There are some good ideas here: the "grind" mechanic keeps the game tense and keeps resource management at the forefront. The town mechanics seem deep and interesting as well, although they can sometimes stifle organic roleplay opportunities.
Beyond that, almost every aspect of this ruleset is over-complicated and full of contradictory approaches. Why are there two separate sets of experience points (Persona points and Fate points), that are earned separately and can be spent for mildly different effects? Why are there so many different types of PC abilities and traits (natures, wises, instincts)? Why are there exception to every rule? For example: every action in a dungeon costs grind time, every action except magic actions. And instinct actions.
I understand rewarding failed rolls with skill experience in order to encourage players to take risks. But this makes a LOT less sense in a system where every roll advances the grind clock, so your failed roll is always costing your whole party their grind resources, at least.
The fact that every "move" involves the whole party makes sense on paper, but immediately breaks down in play. There's no provisions for splitting the party, and doing so is mechanically punitive (each separate party's actions progresses the grind clock) and makes no narrative sense (why can't two separate groups act concurrently)?

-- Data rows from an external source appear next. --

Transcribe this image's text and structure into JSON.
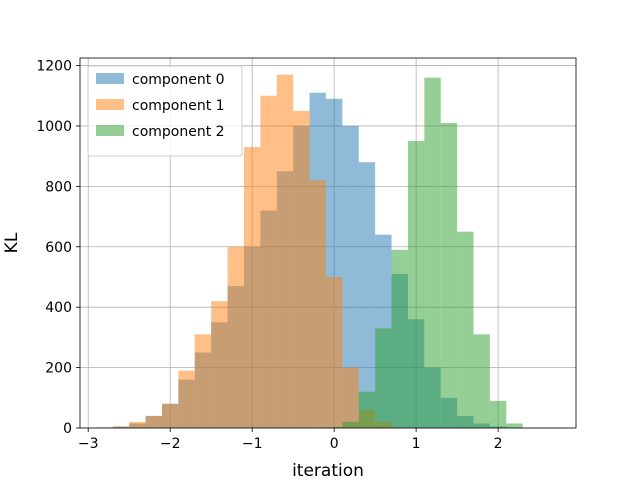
{
  "chart_data": {
    "type": "histogram",
    "xlabel": "iteration",
    "ylabel": "KL",
    "xlim": [
      -3.1,
      2.95
    ],
    "ylim": [
      0,
      1225
    ],
    "xticks": [
      -3,
      -2,
      -1,
      0,
      1,
      2
    ],
    "xtick_labels": [
      "−3",
      "−2",
      "−1",
      "0",
      "1",
      "2"
    ],
    "yticks": [
      0,
      200,
      400,
      600,
      800,
      1000,
      1200
    ],
    "ytick_labels": [
      "0",
      "200",
      "400",
      "600",
      "800",
      "1000",
      "1200"
    ],
    "grid": true,
    "legend_position": "top-left",
    "alpha": 0.5,
    "series": [
      {
        "name": "component 0",
        "color": "#1f77b4",
        "bin_edges": [
          -2.9,
          -2.7,
          -2.5,
          -2.3,
          -2.1,
          -1.9,
          -1.7,
          -1.5,
          -1.3,
          -1.1,
          -0.9,
          -0.7,
          -0.5,
          -0.3,
          -0.1,
          0.1,
          0.3,
          0.5,
          0.7,
          0.9,
          1.1,
          1.3,
          1.5,
          1.7,
          1.9,
          2.1,
          2.3,
          2.5
        ],
        "counts": [
          2,
          5,
          15,
          40,
          80,
          160,
          250,
          350,
          470,
          600,
          720,
          850,
          1000,
          1110,
          1090,
          1000,
          880,
          640,
          510,
          360,
          200,
          100,
          40,
          15,
          5,
          2,
          1
        ]
      },
      {
        "name": "component 1",
        "color": "#ff7f0e",
        "bin_edges": [
          -2.7,
          -2.5,
          -2.3,
          -2.1,
          -1.9,
          -1.7,
          -1.5,
          -1.3,
          -1.1,
          -0.9,
          -0.7,
          -0.5,
          -0.3,
          -0.1,
          0.1,
          0.3,
          0.5,
          0.7
        ],
        "counts": [
          5,
          20,
          40,
          80,
          190,
          310,
          420,
          600,
          930,
          1100,
          1170,
          1050,
          820,
          500,
          200,
          60,
          20
        ]
      },
      {
        "name": "component 2",
        "color": "#2ca02c",
        "bin_edges": [
          -0.1,
          0.1,
          0.3,
          0.5,
          0.7,
          0.9,
          1.1,
          1.3,
          1.5,
          1.7,
          1.9,
          2.1,
          2.3
        ],
        "counts": [
          3,
          20,
          120,
          330,
          590,
          950,
          1160,
          1010,
          650,
          310,
          90,
          15
        ]
      }
    ]
  }
}
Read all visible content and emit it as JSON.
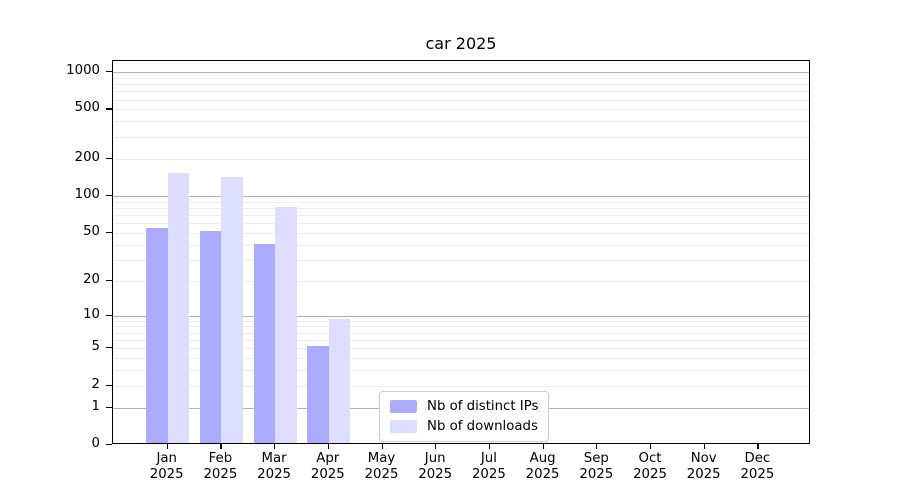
{
  "chart_data": {
    "type": "bar",
    "title": "car 2025",
    "year_label": "2025",
    "categories": [
      "Jan",
      "Feb",
      "Mar",
      "Apr",
      "May",
      "Jun",
      "Jul",
      "Aug",
      "Sep",
      "Oct",
      "Nov",
      "Dec"
    ],
    "series": [
      {
        "name": "Nb of distinct IPs",
        "color": "#aaaaff",
        "values": [
          53,
          50,
          39,
          5,
          0,
          0,
          0,
          0,
          0,
          0,
          0,
          0
        ]
      },
      {
        "name": "Nb of downloads",
        "color": "#ddddff",
        "values": [
          147,
          137,
          78,
          9,
          0,
          0,
          0,
          0,
          0,
          0,
          0,
          0
        ]
      }
    ],
    "y_ticks": [
      0,
      1,
      2,
      5,
      10,
      20,
      50,
      100,
      200,
      500,
      1000
    ],
    "y_scale": "log10(value+1)",
    "ylim": [
      0,
      1230
    ],
    "grid": "horizontal, major on decades, faint minors",
    "legend_position": "bottom-center",
    "background_color": "#ffffff",
    "axis_color": "#000000",
    "major_grid_color": "#b3b3b3",
    "minor_grid_color": "#ededed"
  }
}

All of these problems carry into the conflict resolution mechanic - my least favorite part of the whole design. Conflict scenes take multiple steps to initiate, and are full of arbitrary abstractions and limits. This alone makes it awkward to resolve quick conflicts - we found ourselves avoiding the conflict phase entirely when dealing with individual NPCs (instead we rolled them as skill checks to save time). Combat forces teams of more than 3 down to 3 combatants at a time (for no good reason) and abstracts the group's "hitpoints" into a shared pool. This is interesting, because characters are still knocked out of combat arbitrarily as these hitpoints are depleted.
Conflicts are forced down to 3 combatants at a time in service of the card-combat system - the player and the GM choose cards secretly and then reveal them simultaneously. This is a rock-paper-scissors mechanic that requires a matrix to determine the outcome, but that's not even the biggest issue. In every other RPG, combat actions are part DECISION (what your character chooses to do) and part RANDOMNESS (the roll of the dice). This system replaces the player's decision with a false choice - the card interactions are themselves ultimately random (rock-paper-scissors) and their outcomes require dice rolling - randomness on top of randomness. Another pet peeve of mine is the "conflict leader" - one player chooses the cards for the entire party, even while the consequences of those choices are visited upon their friend's characters.
Player flexibility and creativity can compensate for a lot of clumsy design in TTRPGs, but I'm truly surprised by the unanimous popularity of this system. My group has since switched to Forbidden Lands, a very elegant OSR game that much better accounts for the kinds of situations that emerge from roleplaying. Torchbearer feels like a boardgame without the board; narratively intuitive or satisfying actions will often be denied just because there are no provisions for them within the rules.